Another of the legends was the great Rufus Green. Known as the Godfather of Black Rodeo, it was my great good fortune to meet him. Green earned the title as much for his majestic spirit and benevolent mentorship of a couple of generations of champion ropers as for his phenomenal roping skills. He followed Dightman to become among the first Black cowboys to cross the color line and earn membership in the PRCA. Like the other true, ranch-raised, old-school cowboys I met, Green had a soft-spoken, courtly manner. He was quick to laugh, slow to anger, and as Green’s close friend Monroe Lawson said, “he was incomparable in his disposition.”

He was certainly incomparable in his hospitality, allowing me to spend a couple of days with him at his home in Hempstead where I was privileged to watch his gentle way of training both young horses and young ropers.
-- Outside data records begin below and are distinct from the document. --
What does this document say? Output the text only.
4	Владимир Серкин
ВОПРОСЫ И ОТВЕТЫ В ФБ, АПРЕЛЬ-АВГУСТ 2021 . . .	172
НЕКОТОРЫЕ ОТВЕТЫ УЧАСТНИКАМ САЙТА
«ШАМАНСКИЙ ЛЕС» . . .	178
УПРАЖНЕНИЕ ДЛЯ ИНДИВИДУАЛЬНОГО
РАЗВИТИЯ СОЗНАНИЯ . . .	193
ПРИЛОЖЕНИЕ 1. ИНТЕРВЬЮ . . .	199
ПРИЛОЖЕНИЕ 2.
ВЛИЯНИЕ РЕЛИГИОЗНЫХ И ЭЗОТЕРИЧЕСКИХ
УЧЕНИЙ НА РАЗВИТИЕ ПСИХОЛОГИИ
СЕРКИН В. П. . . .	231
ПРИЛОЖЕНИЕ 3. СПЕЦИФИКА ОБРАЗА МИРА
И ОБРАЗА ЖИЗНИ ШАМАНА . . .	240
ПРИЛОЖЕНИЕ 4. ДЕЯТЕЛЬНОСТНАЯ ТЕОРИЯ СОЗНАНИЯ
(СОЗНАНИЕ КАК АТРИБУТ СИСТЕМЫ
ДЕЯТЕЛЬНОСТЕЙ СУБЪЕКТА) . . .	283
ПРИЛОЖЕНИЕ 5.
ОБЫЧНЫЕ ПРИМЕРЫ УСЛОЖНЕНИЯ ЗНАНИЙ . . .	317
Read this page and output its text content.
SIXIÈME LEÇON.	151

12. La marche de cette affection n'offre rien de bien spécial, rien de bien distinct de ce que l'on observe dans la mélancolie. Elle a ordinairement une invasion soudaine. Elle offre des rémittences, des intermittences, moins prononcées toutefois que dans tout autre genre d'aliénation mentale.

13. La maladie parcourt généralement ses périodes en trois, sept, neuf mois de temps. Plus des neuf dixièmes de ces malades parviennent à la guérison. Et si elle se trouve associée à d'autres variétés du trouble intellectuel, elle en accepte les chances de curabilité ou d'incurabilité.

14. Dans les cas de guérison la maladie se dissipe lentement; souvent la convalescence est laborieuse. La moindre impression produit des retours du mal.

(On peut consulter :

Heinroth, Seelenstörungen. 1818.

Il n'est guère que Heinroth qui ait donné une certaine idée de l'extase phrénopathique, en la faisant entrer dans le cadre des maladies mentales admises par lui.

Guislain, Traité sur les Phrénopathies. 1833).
One memorable Sunday, Green invited me to join him for lunch. He held the restaurant door open and we stepped into what was obviously the after-church lunch spot for most of Hempstead. Conversation stopped dead and all eyes fixed on me. I was used to this reaction as it had happened at every small town Dairy Queen and country diner I’d ever set foot in on my travels. I was a stranger, a 5 foot 10 inch unaccompanied female one, at that. Stares were to be expected.

That time, however, the stares were for the unexpected sight of a Black man escorting a white woman into their midst. As he did with all things, Green navigated the scene with an easy graciousness he’d learned early. At the height of the Great Depression, a wealthy rancher from Victoria had spotted the young roping phenom and made Green’s father an offer: he would adopt the boy and “treat him like one of my own.” And that is what happened. I devote a fair amount of space in the book to Green’s story as he certainly was one of the most interesting people I met on what was called the Soul Circuit.

  1. How has the reception to your book been?

It has exceeded all my expectations -- stories in all the major Texas papers, radio and TV interviews, a grant from Humanities Texas to fund a traveling exhibition of the photos. But what has been most meaningful to me has been the reception from the communities where I photographed. So many of the children of my subjects and, in a few powerful cases the subjects themselves, have gotten in touch to express their gratitude.